Kevorkian's greatest crime was that he didn't do his medical homework. Many of the patients he helped to die weren't terminally ill, were incapable of giving informed consent because of depression associated with their disease, were driven by guilt about the burden they placed on their families and were victims of poor care that left them feeling unnecessarily miserable.

Kevorkian seriously grabbed my attention in 1995 when he dispensed his potion to a 46-year-old multiple sclerosis patient named Esther Cohan, proclaiming that MS is 100 percent fatal.

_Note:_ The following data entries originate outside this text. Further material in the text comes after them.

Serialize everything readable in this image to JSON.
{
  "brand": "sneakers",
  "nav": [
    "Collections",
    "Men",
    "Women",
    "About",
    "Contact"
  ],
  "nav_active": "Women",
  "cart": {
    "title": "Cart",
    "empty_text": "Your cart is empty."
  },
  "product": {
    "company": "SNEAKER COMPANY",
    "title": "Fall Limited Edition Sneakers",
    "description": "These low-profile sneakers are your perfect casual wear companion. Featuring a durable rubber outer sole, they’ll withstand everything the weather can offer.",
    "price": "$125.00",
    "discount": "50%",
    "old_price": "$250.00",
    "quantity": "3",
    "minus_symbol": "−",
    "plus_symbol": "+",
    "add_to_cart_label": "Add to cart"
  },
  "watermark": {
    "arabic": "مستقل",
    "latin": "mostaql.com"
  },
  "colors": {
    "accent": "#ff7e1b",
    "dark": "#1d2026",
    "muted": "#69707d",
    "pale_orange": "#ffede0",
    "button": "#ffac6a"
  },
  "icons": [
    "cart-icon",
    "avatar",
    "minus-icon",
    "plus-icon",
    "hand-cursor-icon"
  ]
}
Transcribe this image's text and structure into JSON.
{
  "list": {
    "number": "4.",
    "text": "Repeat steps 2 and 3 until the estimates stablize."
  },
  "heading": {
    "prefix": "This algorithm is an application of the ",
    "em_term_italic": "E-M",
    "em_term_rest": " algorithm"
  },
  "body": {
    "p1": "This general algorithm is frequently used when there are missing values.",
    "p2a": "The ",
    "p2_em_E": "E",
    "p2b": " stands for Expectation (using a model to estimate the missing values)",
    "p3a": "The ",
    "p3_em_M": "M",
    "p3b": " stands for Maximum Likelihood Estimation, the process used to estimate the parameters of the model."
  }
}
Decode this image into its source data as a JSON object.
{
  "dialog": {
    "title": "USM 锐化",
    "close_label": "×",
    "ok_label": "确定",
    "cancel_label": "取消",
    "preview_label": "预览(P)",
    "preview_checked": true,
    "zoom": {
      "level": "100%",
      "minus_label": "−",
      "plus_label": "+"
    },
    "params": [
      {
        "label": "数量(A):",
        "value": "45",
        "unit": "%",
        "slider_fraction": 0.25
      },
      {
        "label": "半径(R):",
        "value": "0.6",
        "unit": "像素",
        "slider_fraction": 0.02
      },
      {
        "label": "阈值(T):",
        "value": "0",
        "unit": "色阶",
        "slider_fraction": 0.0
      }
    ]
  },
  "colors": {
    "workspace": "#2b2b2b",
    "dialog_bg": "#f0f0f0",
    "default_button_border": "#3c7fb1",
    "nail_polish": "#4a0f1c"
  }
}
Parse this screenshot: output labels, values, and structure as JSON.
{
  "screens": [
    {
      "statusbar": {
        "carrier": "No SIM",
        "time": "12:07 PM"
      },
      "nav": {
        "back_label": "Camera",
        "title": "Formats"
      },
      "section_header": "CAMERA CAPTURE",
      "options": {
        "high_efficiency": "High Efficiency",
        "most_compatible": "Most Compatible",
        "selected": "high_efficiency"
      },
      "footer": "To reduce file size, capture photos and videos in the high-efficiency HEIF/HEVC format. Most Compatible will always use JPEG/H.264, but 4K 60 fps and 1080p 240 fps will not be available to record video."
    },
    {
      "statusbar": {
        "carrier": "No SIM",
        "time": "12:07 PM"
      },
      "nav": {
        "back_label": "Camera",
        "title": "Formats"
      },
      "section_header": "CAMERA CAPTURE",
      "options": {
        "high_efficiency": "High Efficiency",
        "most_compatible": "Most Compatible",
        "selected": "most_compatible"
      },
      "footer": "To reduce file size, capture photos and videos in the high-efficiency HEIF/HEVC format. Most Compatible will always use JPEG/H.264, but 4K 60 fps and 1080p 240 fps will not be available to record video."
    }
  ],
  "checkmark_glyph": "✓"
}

I was also 46 at the time and had knowledge about MS I'd obtained the hard way — I had the disease. It was obvious from what they said that Kevorkian and his attorney were ignorant about MS.

Cohan was nearly quadriplegic, but it was doubtful that she was anywhere near death within six months unless she was receiving grossly inadequate care.

Her biggest immediate problems appeared to be severe bedsores and depression. I had to wonder how her thoughts about life and death might have changed if these treatable problems had been addressed and she'd been able to lead a more functional and comfortable life.

You'd think considering these issues would be the least a doctor owes his patient before facilitating drastic measures, which is exactly what is required by the Oregon law and the proposed legislation here.

Most national organizations representing disabled people oppose physician-assisted suicide, fearing that the issue is really about sparing society the cost of keeping the disabled around.

I don't personally subscribe to this view, but I can understand why others do when a criminal such as Kevorkian enjoyed such broad support in his heyday.

The death-with-dignity crowd would be well-advised to keep their distance from Dr. Death and let him move on to other causes if they hope to see responsible laws such Oregon's enacted in Hawai'i and other states.